Working from home? Why you should avoid doing it in bed – and other tips and tricks to help keep you motivated
The coronavirus pandemic has changed our lives in many ways. In order to slow the spread of the virus and keep as many people as healthy as possible, many employers have requested that their staff work from home rather than working in commercial premises like offices. This, of course, is a logical move to make. Being able to work from home doesn’t only mean that you reduce your chances of spreading or contracting Covid-19 from your coworkers and others who may also usually spend time in the commercial premises you work in. It also means that you don’t have to come into contact with other people on public transport, in stores where you get your food on your lunch break or other interactions you may have to make as a result of working in a set location. However, when you work from home, you should follow a few important steps to ensure that you remain productive and still hit your deadlines, KPIs and targets. Here are a few to take into consideration!
Don’t Work from Bed
We tend to love our beds. They’re comfortable spaces that we enjoy spending time in. But it’s absolutely essential that you don’t work from bed when you’re working remotely. When you work from home, it’s important that you can easily divide your work and home life – otherwise the two become confused and both aspects of your life can suffer from it. You should associate different areas of your home with different activities to put yourself in the right frame of mind when you spend time in them. You should associate your bedroom with relaxation, sleep and winding down. If you start working from your bed, chances are you’re not going to be as proactive with whatever you’re working on and you could even find yourself nodding off to sleep, which could get you in trouble! It could also mean that you begin to associate your bed with work rather than sleep – which could cause you problems when trying to sleep at night. Avoiding working from your bed will help you to get better sleep at night.

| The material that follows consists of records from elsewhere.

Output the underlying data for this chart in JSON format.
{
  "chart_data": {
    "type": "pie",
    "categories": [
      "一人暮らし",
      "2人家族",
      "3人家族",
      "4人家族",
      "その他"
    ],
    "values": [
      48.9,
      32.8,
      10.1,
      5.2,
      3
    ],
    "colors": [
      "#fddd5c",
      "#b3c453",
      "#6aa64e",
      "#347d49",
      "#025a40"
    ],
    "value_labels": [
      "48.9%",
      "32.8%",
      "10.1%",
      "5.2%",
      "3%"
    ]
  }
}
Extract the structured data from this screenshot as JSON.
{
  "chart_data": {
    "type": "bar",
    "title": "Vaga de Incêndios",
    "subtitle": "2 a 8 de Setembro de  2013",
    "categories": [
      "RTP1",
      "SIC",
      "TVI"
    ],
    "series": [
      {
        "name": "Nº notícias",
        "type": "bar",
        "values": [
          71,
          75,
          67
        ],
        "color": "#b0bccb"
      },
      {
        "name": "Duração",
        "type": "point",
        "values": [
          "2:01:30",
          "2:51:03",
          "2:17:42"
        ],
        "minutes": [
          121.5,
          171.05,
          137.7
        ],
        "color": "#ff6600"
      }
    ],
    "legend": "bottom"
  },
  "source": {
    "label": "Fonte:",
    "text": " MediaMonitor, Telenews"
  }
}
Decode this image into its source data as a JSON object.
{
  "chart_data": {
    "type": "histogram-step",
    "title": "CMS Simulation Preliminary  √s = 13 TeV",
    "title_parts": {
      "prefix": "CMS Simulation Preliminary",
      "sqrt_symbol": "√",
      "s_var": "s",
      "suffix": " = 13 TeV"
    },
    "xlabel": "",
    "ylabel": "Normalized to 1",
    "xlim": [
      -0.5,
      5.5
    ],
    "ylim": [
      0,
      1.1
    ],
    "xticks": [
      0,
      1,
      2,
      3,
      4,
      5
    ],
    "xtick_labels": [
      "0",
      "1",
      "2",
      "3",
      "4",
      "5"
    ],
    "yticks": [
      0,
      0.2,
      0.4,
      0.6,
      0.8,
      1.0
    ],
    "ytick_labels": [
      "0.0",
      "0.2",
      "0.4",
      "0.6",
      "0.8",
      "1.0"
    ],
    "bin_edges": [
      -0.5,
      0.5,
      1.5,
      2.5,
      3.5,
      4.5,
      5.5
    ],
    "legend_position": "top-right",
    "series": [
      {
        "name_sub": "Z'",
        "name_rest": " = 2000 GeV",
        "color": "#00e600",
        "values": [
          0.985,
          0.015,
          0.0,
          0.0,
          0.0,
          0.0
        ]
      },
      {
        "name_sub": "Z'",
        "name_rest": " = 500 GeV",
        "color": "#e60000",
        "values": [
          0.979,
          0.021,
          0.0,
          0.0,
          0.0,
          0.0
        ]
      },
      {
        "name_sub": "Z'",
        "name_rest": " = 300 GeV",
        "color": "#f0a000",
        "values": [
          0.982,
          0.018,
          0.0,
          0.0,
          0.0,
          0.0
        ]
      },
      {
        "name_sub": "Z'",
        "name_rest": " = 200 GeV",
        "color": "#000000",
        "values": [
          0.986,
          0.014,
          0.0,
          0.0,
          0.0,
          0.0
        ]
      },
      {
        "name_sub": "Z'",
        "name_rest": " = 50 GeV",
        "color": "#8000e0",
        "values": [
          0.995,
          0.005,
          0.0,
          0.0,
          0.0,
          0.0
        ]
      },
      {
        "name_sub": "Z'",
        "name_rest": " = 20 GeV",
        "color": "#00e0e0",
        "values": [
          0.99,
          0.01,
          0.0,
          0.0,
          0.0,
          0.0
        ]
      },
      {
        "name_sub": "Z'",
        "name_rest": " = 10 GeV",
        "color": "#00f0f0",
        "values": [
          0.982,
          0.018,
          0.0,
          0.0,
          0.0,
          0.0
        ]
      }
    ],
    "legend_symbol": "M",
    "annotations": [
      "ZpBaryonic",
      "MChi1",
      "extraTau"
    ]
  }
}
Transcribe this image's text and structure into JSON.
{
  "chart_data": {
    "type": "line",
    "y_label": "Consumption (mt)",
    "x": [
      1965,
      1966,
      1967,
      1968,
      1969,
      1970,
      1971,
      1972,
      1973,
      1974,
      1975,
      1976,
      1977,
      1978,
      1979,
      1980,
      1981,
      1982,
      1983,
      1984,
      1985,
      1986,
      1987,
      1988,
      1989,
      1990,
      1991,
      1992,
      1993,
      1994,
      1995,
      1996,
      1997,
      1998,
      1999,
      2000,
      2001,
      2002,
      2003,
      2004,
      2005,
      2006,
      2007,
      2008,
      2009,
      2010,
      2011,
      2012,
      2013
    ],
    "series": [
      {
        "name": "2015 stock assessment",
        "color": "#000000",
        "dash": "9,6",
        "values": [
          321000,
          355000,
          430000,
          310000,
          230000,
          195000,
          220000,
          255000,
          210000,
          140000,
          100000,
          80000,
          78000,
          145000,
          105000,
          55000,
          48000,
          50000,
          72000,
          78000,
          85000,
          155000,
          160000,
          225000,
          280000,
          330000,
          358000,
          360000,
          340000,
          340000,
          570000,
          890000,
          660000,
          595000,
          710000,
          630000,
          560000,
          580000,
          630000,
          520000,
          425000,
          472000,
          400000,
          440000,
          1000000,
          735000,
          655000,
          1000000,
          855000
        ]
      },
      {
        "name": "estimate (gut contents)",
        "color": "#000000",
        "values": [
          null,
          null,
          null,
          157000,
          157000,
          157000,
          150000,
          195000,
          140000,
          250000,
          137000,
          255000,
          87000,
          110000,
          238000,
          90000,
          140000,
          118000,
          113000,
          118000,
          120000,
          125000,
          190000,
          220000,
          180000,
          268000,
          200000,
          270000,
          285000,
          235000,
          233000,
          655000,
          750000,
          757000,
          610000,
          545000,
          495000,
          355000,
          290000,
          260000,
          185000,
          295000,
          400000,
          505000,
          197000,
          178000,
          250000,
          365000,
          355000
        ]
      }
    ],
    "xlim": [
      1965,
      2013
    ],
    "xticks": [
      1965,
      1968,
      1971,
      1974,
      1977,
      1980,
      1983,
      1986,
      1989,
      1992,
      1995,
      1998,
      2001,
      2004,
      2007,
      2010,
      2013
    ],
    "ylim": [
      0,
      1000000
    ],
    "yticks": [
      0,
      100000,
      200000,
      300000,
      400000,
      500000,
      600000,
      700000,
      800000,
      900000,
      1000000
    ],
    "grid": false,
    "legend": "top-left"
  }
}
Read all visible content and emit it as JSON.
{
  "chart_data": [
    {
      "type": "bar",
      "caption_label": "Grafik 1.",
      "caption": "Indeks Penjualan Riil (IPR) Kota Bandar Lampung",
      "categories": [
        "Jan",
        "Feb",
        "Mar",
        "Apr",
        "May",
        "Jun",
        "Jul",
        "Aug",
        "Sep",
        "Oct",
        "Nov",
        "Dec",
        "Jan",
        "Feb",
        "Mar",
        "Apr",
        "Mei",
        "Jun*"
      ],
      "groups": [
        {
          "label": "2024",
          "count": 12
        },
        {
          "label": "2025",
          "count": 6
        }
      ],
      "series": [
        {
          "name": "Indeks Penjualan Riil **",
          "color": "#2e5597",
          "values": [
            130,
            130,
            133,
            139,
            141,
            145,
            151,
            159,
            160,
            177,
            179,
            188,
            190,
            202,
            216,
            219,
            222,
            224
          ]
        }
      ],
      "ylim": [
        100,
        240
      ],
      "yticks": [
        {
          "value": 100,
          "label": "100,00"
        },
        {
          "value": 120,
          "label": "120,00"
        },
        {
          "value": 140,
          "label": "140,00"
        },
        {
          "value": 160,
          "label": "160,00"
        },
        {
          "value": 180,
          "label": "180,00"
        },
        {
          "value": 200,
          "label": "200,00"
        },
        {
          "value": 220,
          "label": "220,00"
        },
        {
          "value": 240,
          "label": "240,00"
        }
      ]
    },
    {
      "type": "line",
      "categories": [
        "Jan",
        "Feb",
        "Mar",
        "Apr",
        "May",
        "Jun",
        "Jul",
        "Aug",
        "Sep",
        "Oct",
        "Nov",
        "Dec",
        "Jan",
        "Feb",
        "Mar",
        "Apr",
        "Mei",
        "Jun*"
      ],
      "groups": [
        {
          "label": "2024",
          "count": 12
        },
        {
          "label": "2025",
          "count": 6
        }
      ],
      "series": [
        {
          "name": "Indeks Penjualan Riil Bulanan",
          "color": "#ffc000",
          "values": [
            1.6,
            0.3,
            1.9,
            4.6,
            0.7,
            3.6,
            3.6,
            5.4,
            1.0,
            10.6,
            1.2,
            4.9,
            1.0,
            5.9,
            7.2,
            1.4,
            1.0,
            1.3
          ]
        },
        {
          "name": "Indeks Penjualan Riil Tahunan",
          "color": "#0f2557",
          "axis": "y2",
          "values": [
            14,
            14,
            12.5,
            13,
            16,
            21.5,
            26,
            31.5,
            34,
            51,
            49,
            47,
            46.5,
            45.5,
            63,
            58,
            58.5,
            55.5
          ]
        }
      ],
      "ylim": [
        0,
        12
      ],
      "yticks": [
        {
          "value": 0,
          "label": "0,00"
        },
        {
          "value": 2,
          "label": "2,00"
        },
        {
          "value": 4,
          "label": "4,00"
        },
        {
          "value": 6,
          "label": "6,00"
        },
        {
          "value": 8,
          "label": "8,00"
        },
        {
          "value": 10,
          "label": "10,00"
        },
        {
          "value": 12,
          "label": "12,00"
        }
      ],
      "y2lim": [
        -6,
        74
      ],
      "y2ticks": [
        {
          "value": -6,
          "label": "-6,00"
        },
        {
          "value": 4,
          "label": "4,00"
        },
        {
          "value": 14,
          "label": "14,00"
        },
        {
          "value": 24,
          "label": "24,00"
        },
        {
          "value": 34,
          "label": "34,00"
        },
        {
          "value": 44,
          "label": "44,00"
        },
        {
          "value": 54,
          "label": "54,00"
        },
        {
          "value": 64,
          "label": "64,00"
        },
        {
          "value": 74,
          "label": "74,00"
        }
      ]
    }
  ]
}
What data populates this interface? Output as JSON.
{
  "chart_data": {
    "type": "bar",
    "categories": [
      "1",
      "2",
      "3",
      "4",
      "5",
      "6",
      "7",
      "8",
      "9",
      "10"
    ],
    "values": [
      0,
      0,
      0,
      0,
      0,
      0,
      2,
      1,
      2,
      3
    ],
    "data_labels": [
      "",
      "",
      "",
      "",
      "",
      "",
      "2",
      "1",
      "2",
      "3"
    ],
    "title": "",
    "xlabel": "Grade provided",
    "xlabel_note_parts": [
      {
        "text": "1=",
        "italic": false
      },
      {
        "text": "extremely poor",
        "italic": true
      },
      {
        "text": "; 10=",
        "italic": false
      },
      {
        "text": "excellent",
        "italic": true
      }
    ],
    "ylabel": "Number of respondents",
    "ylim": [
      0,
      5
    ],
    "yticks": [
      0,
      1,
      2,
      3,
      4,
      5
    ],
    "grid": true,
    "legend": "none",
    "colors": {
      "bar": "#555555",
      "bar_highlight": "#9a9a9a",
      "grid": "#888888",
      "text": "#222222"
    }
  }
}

Create a Dedicated Work Space
So, if you shouldn’t work from your bed, where should you work from? Well, you need to create a dedicated workspace. This should be a space where you have plenty of natural light (this helps to keep you awake and alert), where you have a desk or table you can sit upright at (this will be better for your posture and can reduce aches and pains) and you should have a comfortable seat to sit on. This space should also be as private and quiet as possible to prevent other members of your household from distracting you.
Keep a Schedule
Sure, you could set your alarm for ten minutes before you need to log in to work and log in on the dot. But this doesn’t mean you should. Keep a schedule and give yourself time to still get ready before work in the mornings.
Working from home is a relatively novel experience for many of us and may take some settling into. But hopefully, some of the above advice will help to make working from home as simple and effective for you as possible!